Campo Grande, formerly Augusto Severo, is a municipality in the state of Rio Grande do Norte in the Northeast region of Brazil. With an area of 890.890 km², of which 1.9053 km² is urban, it is located 68 km from Natal, the state capital, and 1,734 km from Brasília, the federal capital. Its population in the 2022 demographic census was 9,730 inhabitants, according to the Brazilian Institute of Geography and Statistics (IBGE), ranking as the 73rd most populous municipality in the state of Rio Grande do Norte.

== History ==
The first known inhabitants of the Serra da Capilhada region were the Pêga Indigenous people. By 1750, the area was known as Campo Grande, a reference to the vast grasslands located on the left bank of the Upanema River. Around this time, a Portuguese settler named Gondim established the first cattle farms in the region.

In 1761, Sergeant Major João do Vale Bezerra purchased the lands of Serra da Capilhada—previously owned by Gondim—at a public auction. This acquisition marked the beginning of the settlement of Campo Grande and led to the renaming of the local mountain as Serra de João do Vale, in his honor. Residences were built for Bezerra's family and descendants, and a chapel was erected in devotion to Our Lady of Sant'Ana.

The municipality of Campo Grande was officially created by Law No. 114 on 14 September 1858. However, due to political interests, this law was repealed in 1868, and Campo Grande was downgraded to a district within the newly established municipality of Caraúbas.

Law No. 613 of 30 March 1870 restored its municipal status under the name Triunfo. On 28 August 1903, Law No. 192—introduced by Deputy Luís Pereira Tito Jácome—renamed the municipality Augusto Severo after noted Brazilian aeronaut Augusto Severo de Albuquerque Maranhão (1864–1902), who died in a fiery dirigible crash in Paris, France. On 6 December 1991, through Law No. 155, the municipality's original name, Campo Grande, was officially reinstated.

== Geography ==
The territory of Campo Grande covers 890.890 km², of which 1.9053 km² constitutes the urban area. It sits at an average altitude of 96 meters above sea level. Campo Grande borders these municipalities: to the north, Upanema; to the south, Janduís and Belém do Brejo do Cruz; to the east, Triunfo Potiguar and Paraú; and to the west, Caraúbas, Janduís, and Upanema. The city is located 233 km from the state capital Natal, and 1,599 km from the federal capital Brasília.

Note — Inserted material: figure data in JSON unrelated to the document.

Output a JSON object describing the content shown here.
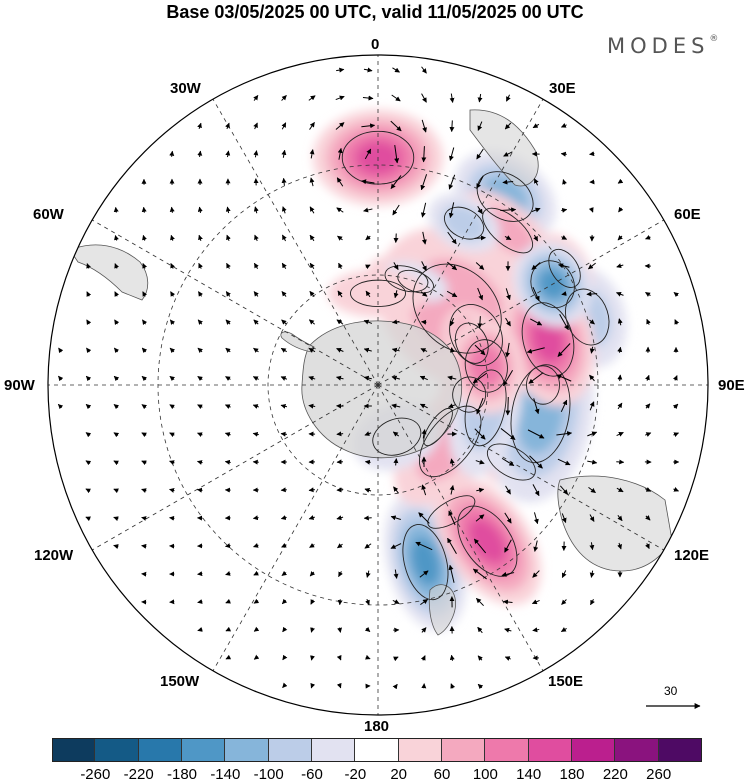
{
  "title": "Base 03/05/2025 00 UTC, valid 11/05/2025 00 UTC",
  "brand": "MODES",
  "brand_mark": "®",
  "longitude_labels": {
    "top": "0",
    "top_right": "30E",
    "right_upper": "60E",
    "right": "90E",
    "right_lower": "120E",
    "bottom_right": "150E",
    "bottom": "180",
    "bottom_left": "150W",
    "left_lower": "120W",
    "left": "90W",
    "left_upper": "60W",
    "top_left": "30W"
  },
  "wind_scale": {
    "label": "30",
    "icon": "arrow-right-icon"
  },
  "colorbar": {
    "ticks": [
      "-260",
      "-220",
      "-180",
      "-140",
      "-100",
      "-60",
      "-20",
      "20",
      "60",
      "100",
      "140",
      "180",
      "220",
      "260"
    ],
    "colors": [
      "#0d3b5e",
      "#145a86",
      "#2878ab",
      "#4f97c6",
      "#86b5da",
      "#bccde8",
      "#e2e2f1",
      "#ffffff",
      "#f9d3d9",
      "#f4a9bf",
      "#ee79ab",
      "#e04d9f",
      "#bb1f8e",
      "#8a137e",
      "#4e0a64"
    ]
  },
  "anomalies": [
    {
      "lon": 0,
      "lat": 62,
      "rx": 65,
      "ry": 48,
      "level": 4
    },
    {
      "lon": 34,
      "lat": 62,
      "rx": 55,
      "ry": 40,
      "level": -3
    },
    {
      "lon": 72,
      "lat": 60,
      "rx": 52,
      "ry": 38,
      "level": -2
    },
    {
      "lon": 63,
      "lat": 30,
      "rx": 58,
      "ry": 45,
      "level": -4
    },
    {
      "lon": 40,
      "lat": 55,
      "rx": 55,
      "ry": 26,
      "level": 2
    },
    {
      "lon": 15,
      "lat": 30,
      "rx": 40,
      "ry": 22,
      "level": 1
    },
    {
      "lon": 46,
      "lat": 30,
      "rx": 90,
      "ry": 70,
      "level": 2
    },
    {
      "lon": 66,
      "lat": 28,
      "rx": 38,
      "ry": 28,
      "level": 3
    },
    {
      "lon": 58,
      "lat": 60,
      "rx": 38,
      "ry": 24,
      "level": 3
    },
    {
      "lon": 90,
      "lat": 45,
      "rx": 35,
      "ry": 30,
      "level": -4
    },
    {
      "lon": 96,
      "lat": 25,
      "rx": 32,
      "ry": 30,
      "level": 1
    },
    {
      "lon": 120,
      "lat": 42,
      "rx": 26,
      "ry": 48,
      "level": 2
    },
    {
      "lon": 125,
      "lat": 20,
      "rx": 40,
      "ry": 15,
      "level": -1
    },
    {
      "lon": 150,
      "lat": 40,
      "rx": 48,
      "ry": 20,
      "level": 1
    },
    {
      "lon": 165,
      "lat": 50,
      "rx": 38,
      "ry": 70,
      "level": -4
    },
    {
      "lon": 145,
      "lat": 52,
      "rx": 42,
      "ry": 72,
      "level": 4
    },
    {
      "lon": 128,
      "lat": 25,
      "rx": 75,
      "ry": 40,
      "level": 2
    },
    {
      "lon": 160,
      "lat": 15,
      "rx": 45,
      "ry": 32,
      "level": -1
    },
    {
      "lon": 100,
      "lat": 45,
      "rx": 90,
      "ry": 52,
      "level": -3
    },
    {
      "lon": 102,
      "lat": 30,
      "rx": 70,
      "ry": 35,
      "level": -2
    },
    {
      "lon": 75,
      "lat": 48,
      "rx": 68,
      "ry": 45,
      "level": 4
    },
    {
      "lon": 80,
      "lat": 30,
      "rx": 48,
      "ry": 38,
      "level": 3
    },
    {
      "lon": 60,
      "lat": 55,
      "rx": 44,
      "ry": 38,
      "level": -4
    },
    {
      "lon": 28,
      "lat": 50,
      "rx": 38,
      "ry": 26,
      "level": -2
    },
    {
      "lon": 20,
      "lat": 30,
      "rx": 34,
      "ry": 18,
      "level": -1
    },
    {
      "lon": 0,
      "lat": 25,
      "rx": 50,
      "ry": 24,
      "level": 1
    }
  ]
}
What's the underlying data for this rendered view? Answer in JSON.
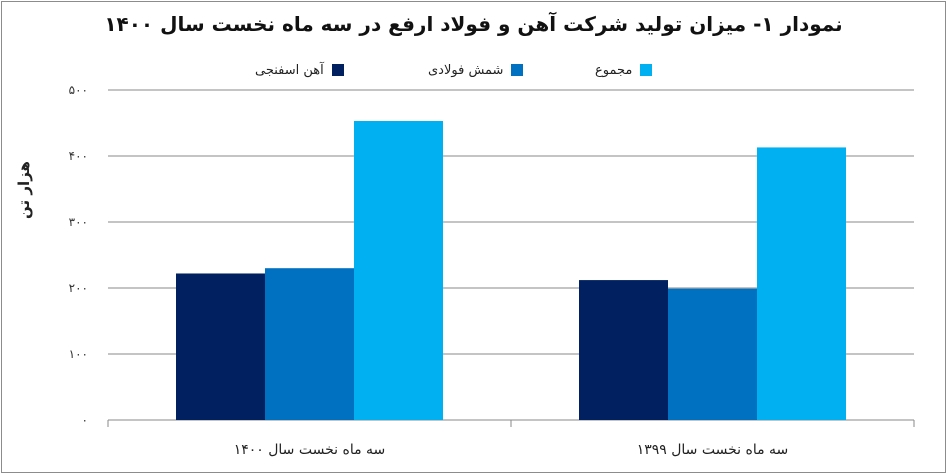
{
  "chart_data": {
    "type": "bar",
    "title": "نمودار ۱- میزان تولید شرکت آهن و فولاد ارفع در سه ماه نخست سال ۱۴۰۰",
    "ylabel": "هزار تن",
    "xlabel": "",
    "ylim": [
      0,
      500
    ],
    "yticks": [
      0,
      100,
      200,
      300,
      400,
      500
    ],
    "ytick_labels": [
      "۰",
      "۱۰۰",
      "۲۰۰",
      "۳۰۰",
      "۴۰۰",
      "۵۰۰"
    ],
    "grid": true,
    "legend_position": "top",
    "categories": [
      "سه ماه نخست سال ۱۴۰۰",
      "سه ماه نخست سال ۱۳۹۹"
    ],
    "series": [
      {
        "name": "آهن اسفنجی",
        "color": "#002060",
        "values": [
          222,
          212
        ]
      },
      {
        "name": "شمش فولادی",
        "color": "#0070C0",
        "values": [
          230,
          199
        ]
      },
      {
        "name": "مجموع",
        "color": "#00B0F0",
        "values": [
          453,
          413
        ]
      }
    ]
  }
}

Under the territorial division established in 2017 by the Brazilian Institute of Geography and Statistics (IBGE), the municipality belongs to the immediate geographical region of Mossoró, within the intermediate region of Mossoró. Previously, under the microregion and mesoregion divisions, it was part of the microregion of Médio Oeste in the mesoregion of Oeste Potiguar.

== Demographics ==
In the 2022 census, the municipality had a population of 9,730 inhabitants and ranked 73rd in the state that year (out of 167 municipalities), with 50.85% male and 49.15% female, resulting in a sex ratio of 103.47 (10,347 men for every 10,000 women), compared to 9,289 inhabitants in the 2010 census (52.85% living in the urban area), when it held the 72nd state position. Between the 2010 and 2022 censuses, the population of Campo Grande changed at an annual geometric growth rate of 0.39%. Regarding age group in the 2022 census, 70.79% of the inhabitants were between 15 and 64 years old, 17.52% were under fifteen, and 11.69% were 65 or older. The population density in 2022 was 10.92 inhabitants per square kilometer. There were 3,233 housing units with an average of 3.01 inhabitants per household.

The municipality's Human Development Index (HDI-M) was considered medium, according to data from the United Nations Development Programme (UNDP). According to the 2010 report published in 2013, its value was 0.621, ranking 56th in the state and 3,680th nationally (out of 5,565 municipalities), and the Gini coefficient rose from 0.42 in 2003 to 0.68 in 2010. Considering only the longevity index, its value is 0.774, the income index is 0.624, and the education index is 0.495.